I think w/ some sweat thought we can get CLJS <10K compressed for lots of simple programs

borkdude 2025-07-30T13:08:43.414369Z

squint is also copy-on-write. you will definitely notice the difference e.g. when doing Advent of Code puzzles where in some cases where you're updating a map a million times

dnolen 2025-07-30T13:09:46.475619Z

Haha, I know, I literally copied this stuff from 2011 commit 🙂 I remember how "fast" CLJS was back then

dnolen 2025-07-30T12:55:29.511239Z

one of the big benefits here is going to be much like the last exercise - "why does the code size suddenly explode?"

dnolen 2025-07-30T12:55:50.952809Z

but now you don't have all these persistent data structures that refer to each other muddying the waters

dnolen 2025-07-30T12:57:55.024769Z

that said - I think getting :lite-mode to parity is going to be a long haul and a non-goal for shipping an experimental flag

dnolen 2025-07-30T21:39:10.520129Z

it's looking more and more promising

dnolen 2025-07-30T21:39:42.696179Z

just doing some trivial map, filter, range etc leads sub 10K brotli (like 5-8K)

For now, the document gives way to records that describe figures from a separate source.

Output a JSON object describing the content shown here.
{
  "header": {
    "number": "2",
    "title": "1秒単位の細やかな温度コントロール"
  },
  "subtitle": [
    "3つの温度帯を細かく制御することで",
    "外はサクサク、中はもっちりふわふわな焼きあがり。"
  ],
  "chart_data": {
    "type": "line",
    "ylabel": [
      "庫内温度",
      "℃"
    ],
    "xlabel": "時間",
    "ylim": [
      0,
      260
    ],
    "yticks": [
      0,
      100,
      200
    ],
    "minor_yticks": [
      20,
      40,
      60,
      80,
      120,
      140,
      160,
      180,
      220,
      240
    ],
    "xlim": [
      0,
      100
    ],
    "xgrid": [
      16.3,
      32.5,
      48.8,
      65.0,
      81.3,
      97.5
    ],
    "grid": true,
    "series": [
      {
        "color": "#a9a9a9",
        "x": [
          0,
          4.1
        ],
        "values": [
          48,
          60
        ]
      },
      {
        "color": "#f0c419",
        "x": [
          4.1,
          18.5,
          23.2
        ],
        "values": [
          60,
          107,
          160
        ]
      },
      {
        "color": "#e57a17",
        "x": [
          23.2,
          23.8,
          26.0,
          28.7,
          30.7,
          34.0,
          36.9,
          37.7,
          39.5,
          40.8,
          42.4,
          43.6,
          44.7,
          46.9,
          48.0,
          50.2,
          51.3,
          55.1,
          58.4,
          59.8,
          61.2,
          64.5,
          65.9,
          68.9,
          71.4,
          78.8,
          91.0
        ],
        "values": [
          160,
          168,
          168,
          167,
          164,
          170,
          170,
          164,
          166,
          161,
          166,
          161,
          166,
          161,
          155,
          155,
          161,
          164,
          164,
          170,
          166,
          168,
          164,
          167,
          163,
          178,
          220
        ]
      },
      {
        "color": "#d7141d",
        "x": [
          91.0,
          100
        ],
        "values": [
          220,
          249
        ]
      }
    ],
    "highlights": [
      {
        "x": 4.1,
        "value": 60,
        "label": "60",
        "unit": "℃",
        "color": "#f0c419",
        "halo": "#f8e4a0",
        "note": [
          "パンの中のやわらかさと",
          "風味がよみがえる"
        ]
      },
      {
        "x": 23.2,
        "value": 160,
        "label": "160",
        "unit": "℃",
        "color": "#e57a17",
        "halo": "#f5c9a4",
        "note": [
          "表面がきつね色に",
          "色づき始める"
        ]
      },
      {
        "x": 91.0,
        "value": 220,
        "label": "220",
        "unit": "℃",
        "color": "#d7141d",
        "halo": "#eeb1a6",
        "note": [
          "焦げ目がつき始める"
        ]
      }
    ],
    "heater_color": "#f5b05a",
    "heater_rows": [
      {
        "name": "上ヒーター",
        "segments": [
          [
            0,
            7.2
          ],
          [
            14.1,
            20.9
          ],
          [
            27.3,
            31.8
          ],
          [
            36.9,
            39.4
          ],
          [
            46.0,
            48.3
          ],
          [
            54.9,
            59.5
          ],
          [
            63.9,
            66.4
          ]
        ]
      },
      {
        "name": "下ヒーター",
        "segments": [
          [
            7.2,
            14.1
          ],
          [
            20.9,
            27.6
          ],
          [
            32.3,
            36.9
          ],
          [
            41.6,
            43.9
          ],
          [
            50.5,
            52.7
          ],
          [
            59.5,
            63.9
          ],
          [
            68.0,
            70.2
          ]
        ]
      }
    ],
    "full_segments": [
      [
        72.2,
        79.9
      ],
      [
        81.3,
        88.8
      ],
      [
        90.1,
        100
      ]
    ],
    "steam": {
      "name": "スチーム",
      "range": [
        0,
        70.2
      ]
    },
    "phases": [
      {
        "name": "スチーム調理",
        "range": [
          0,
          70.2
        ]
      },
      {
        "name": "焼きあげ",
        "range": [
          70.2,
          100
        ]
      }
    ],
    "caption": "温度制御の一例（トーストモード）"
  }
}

dnolen 2025-07-30T21:40:37.075079Z

add the data structures and you're still around 10K

dnolen 2025-07-30T21:41:49.915979Z

needs a lot more testing, but overall I think this is really cool and overall compelling story

dnolen 2025-07-30T21:43:07.879199Z

you can just play around w/ :lite-mode and have fun - the cost is marginal if not better than JS alternatives and you don't have to think about depenendencies at all

dnolen 2025-07-30T21:46:24.364629Z

I was playing around goog.ui.Popup the other day and the positioning stuff, after having used some React stuff I was much more impressed w/ the decomplected nature of GCL

dnolen 2025-07-30T21:47:24.514769Z

stepping back even further, WebComponents sans Shadow DOM by tying together some GCL is look really cool to me - and diffing whatever is completely optional and can work.